Asuhariet Ygvar, who discovered that Apple actually sneaked CSAM codes into iOS 14.3, successfully reverse-engineered NeuralHash, wrote it all into a Python script, and kindly shared it on GitHub. While this TechCrunch article is better at analyzing the technical nitty gritty of Ygvar’s codes, what you need to know is NeuralHash seems to be a recipe to create a “Hash Collision”, which will be a disaster for any system that does a lot of encryption. Guess what? iOS is just that.
It’s all too humiliating for Apple because how pompously they have been pro-privacy in the past, as I mentioned in the last section. In fact, data privacy is something so integral to everyday users’ experience that China, not exactly known for guaranteeing its citizens privacy, passed one of the strictest data privacy bills in the world recently. Apple essentially walked into a trap it created for itself, without any belated self-awareness, because all of their promotional materials that explicitly states “what happens on your iPhone stays on your iPhone” are still floating around the internet.
My Take?
Okay, hear me out: it’s not easy for me to stay objective since I am fully embedded in the Apple ecosystem. I even own a full-sized HomePod, knowing how credulously stupid Siri is. But unlike the BatteryGate and AntennaGate where Apple really lied into our faces, I think NeuralHash is really meant to be a solution around surveillance of private devices. Watching Craig’s video in full, and breaking down the points that he (hurriedly and nervously) made, the technology sounds very sound; all it does is matching sparse pixels to spot if there are any coincidental matches with items in the CSAM database.

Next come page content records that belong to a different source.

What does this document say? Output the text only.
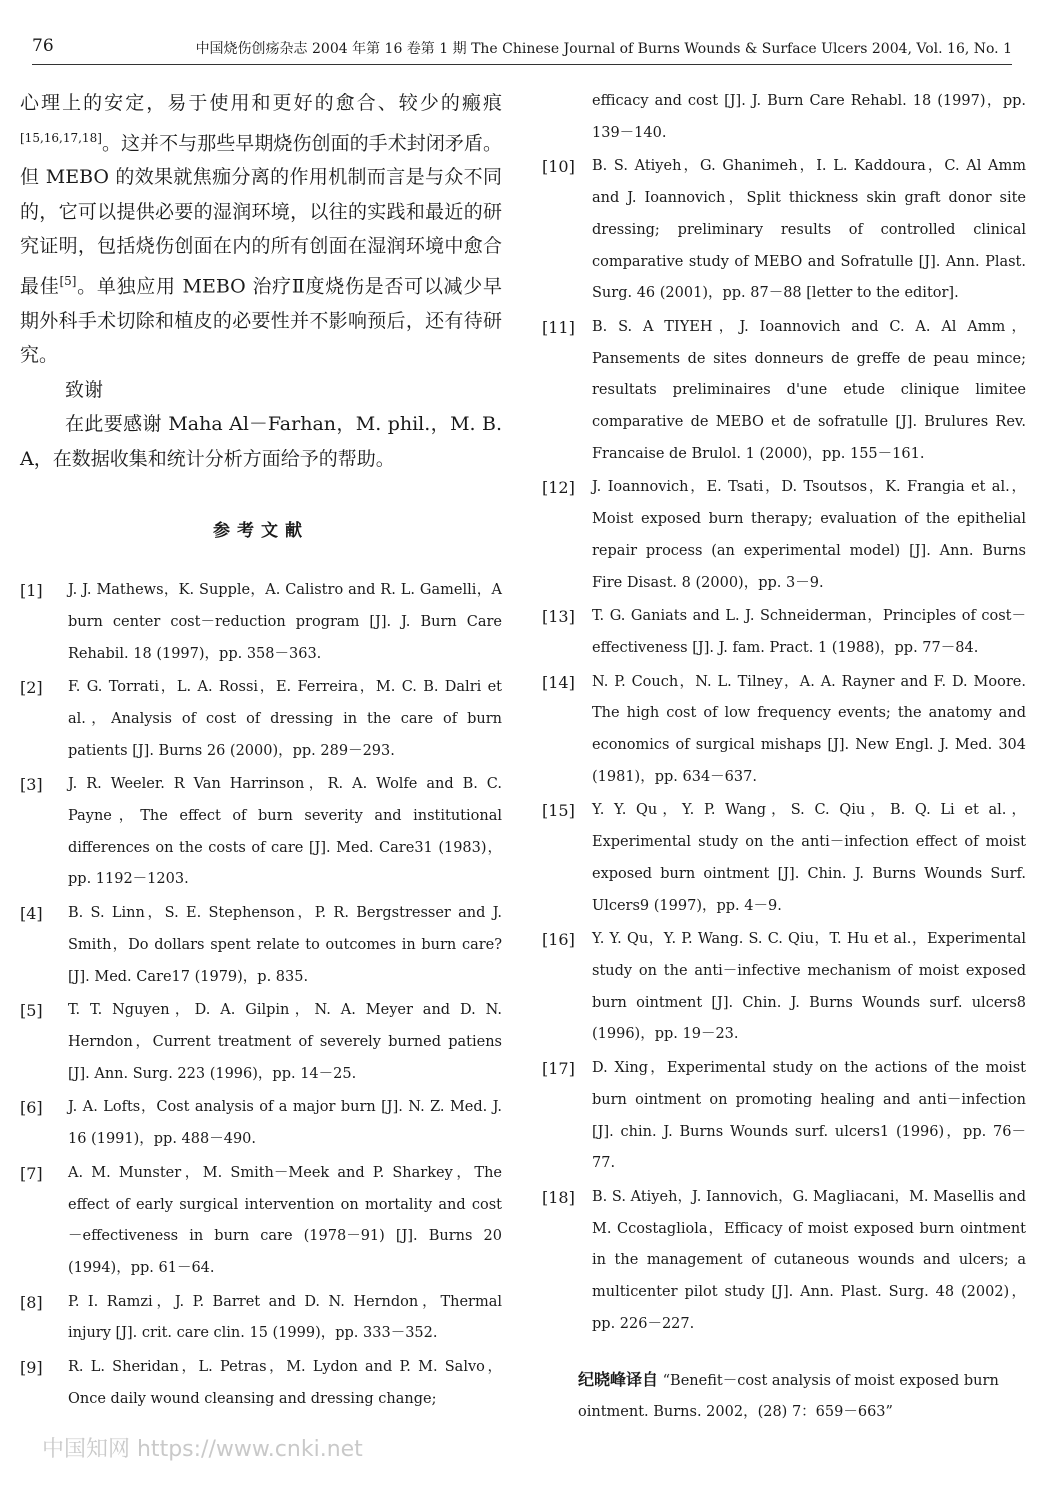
76	中国烧伤创疡杂志 2004 年第 16 卷第 1 期 The Chinese Journal of Burns Wounds & Surface Ulcers 2004, Vol. 16, No. 1

心理上的安定，易于使用和更好的愈合、较少的瘢痕[15,16,17,18]。这并不与那些早期烧伤创面的手术封闭矛盾。但 MEBO 的效果就焦痂分离的作用机制而言是与众不同的，它可以提供必要的湿润环境，以往的实践和最近的研究证明，包括烧伤创面在内的所有创面在湿润环境中愈合最佳[5]。单独应用 MEBO 治疗Ⅱ度烧伤是否可以减少早期外科手术切除和植皮的必要性并不影响预后，还有待研究。

致谢

在此要感谢 Maha Al－Farhan，M. phil.，M. B. A，在数据收集和统计分析方面给予的帮助。

参考文献
[1] J. J. Mathews，K. Supple，A. Calistro and R. L. Gamelli，A burn center cost－reduction program [J]. J. Burn Care Rehabil. 18 (1997)，pp. 358－363.
[2] F. G. Torrati，L. A. Rossi，E. Ferreira，M. C. B. Dalri et al.，Analysis of cost of dressing in the care of burn patients [J]. Burns 26 (2000)，pp. 289－293.
[3] J. R. Weeler. R Van Harrinson，R. A. Wolfe and B. C. Payne，The effect of burn severity and institutional differences on the costs of care [J]. Med. Care31 (1983)，pp. 1192－1203.
[4] B. S. Linn，S. E. Stephenson，P. R. Bergstresser and J. Smith，Do dollars spent relate to outcomes in burn care? [J]. Med. Care17 (1979)，p. 835.
[5] T. T. Nguyen，D. A. Gilpin，N. A. Meyer and D. N. Herndon，Current treatment of severely burned patiens [J]. Ann. Surg. 223 (1996)，pp. 14－25.
[6] J. A. Lofts，Cost analysis of a major burn [J]. N. Z. Med. J. 16 (1991)，pp. 488－490.
[7] A. M. Munster，M. Smith－Meek and P. Sharkey，The effect of early surgical intervention on mortality and cost－effectiveness in burn care (1978－91) [J]. Burns 20 (1994)，pp. 61－64.
[8] P. I. Ramzi，J. P. Barret and D. N. Herndon，Thermal injury [J]. crit. care clin. 15 (1999)，pp. 333－352.
[9] R. L. Sheridan，L. Petras，M. Lydon and P. M. Salvo，Once daily wound cleansing and dressing change;
efficacy and cost [J]. J. Burn Care Rehabl. 18 (1997)，pp. 139－140.
[10] B. S. Atiyeh，G. Ghanimeh，I. L. Kaddoura，C. Al Amm and J. Ioannovich，Split thickness skin graft donor site dressing; preliminary results of controlled clinical comparative study of MEBO and Sofratulle [J]. Ann. Plast. Surg. 46 (2001)，pp. 87－88 [letter to the editor].
[11] B. S. A TIYEH，J. Ioannovich and C. A. Al Amm，Pansements de sites donneurs de greffe de peau mince; resultats preliminaires d'une etude clinique limitee comparative de MEBO et de sofratulle [J]. Brulures Rev. Francaise de Brulol. 1 (2000)，pp. 155－161.
[12] J. Ioannovich，E. Tsati，D. Tsoutsos，K. Frangia et al.，Moist exposed burn therapy; evaluation of the epithelial repair process (an experimental model) [J]. Ann. Burns Fire Disast. 8 (2000)，pp. 3－9.
[13] T. G. Ganiats and L. J. Schneiderman，Principles of cost－effectiveness [J]. J. fam. Pract. 1 (1988)，pp. 77－84.
[14] N. P. Couch，N. L. Tilney，A. A. Rayner and F. D. Moore. The high cost of low frequency events; the anatomy and economics of surgical mishaps [J]. New Engl. J. Med. 304 (1981)，pp. 634－637.
[15] Y. Y. Qu，Y. P. Wang，S. C. Qiu，B. Q. Li et al.，Experimental study on the anti－infection effect of moist exposed burn ointment [J]. Chin. J. Burns Wounds Surf. Ulcers9 (1997)，pp. 4－9.
[16] Y. Y. Qu，Y. P. Wang. S. C. Qiu，T. Hu et al.，Experimental study on the anti－infective mechanism of moist exposed burn ointment [J]. Chin. J. Burns Wounds surf. ulcers8 (1996)，pp. 19－23.
[17] D. Xing，Experimental study on the actions of the moist burn ointment on promoting healing and anti－infection [J]. chin. J. Burns Wounds surf. ulcers1 (1996)，pp. 76－77.
[18] B. S. Atiyeh，J. Iannovich，G. Magliacani，M. Masellis and M. Ccostagliola，Efficacy of moist exposed burn ointment in the management of cutaneous wounds and ulcers; a multicenter pilot study [J]. Ann. Plast. Surg. 48 (2002)，pp. 226－227.
纪晓峰译自 “Benefit－cost analysis of moist exposed burn ointment. Burns. 2002，(28) 7：659－663”
中国知网 https://www.cnki.net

But I don’t want to defend Apple’s decision to proceed either. I haven’t noticed a huge slide in Apple’s market value, but I do think enough AI and surveillance tech experts have taken a closer look and deemed this thing not ready for prime time. The term “hash collision” sounds bad enough that you don’t need to be a computer expert to be alarmed. I honestly think it is in Apple’s best interested to delay the launch of NeuralHash, not just because there may be ways in which the technology malfunction, but also because Apple itself, with the help of Craig’s “clarification”, accidentally mentioned a way to evade it.
Some afterthoughts
MacRumors, one of the largest Apple rumor site, recently conducted a poll to find out if CSAM detection and NeuralHash will change people’s willingness to stay in the Apple ecosystem. This poll is not scientific, of course, and the users of this website overwhelmingly skew fervent Apple users. Though most people don’t seem like they’re in a rush to run away from Apple, only 47% of users have zero concern over CSAM; the verdict is enough of a no-confidence vote that I think Tim Cook should think twice before rushing to approve CSAM detection.
I am a simple man, and I believe any technology that’s raising concerns from average users alike to industry experts should undergo scrutiny and be rolled out in sequences, just to see if they are as functional as initially claimed. Many parents, for instance, are rightfully worried that images of their child bathing or innocently running around the yard will be misidentified as CSAM materials and subsequently get them in trouble. We won’t know how much of their concerns are valid until NeuralHash is operating out in the open–but in the meantime, we all should sit tight.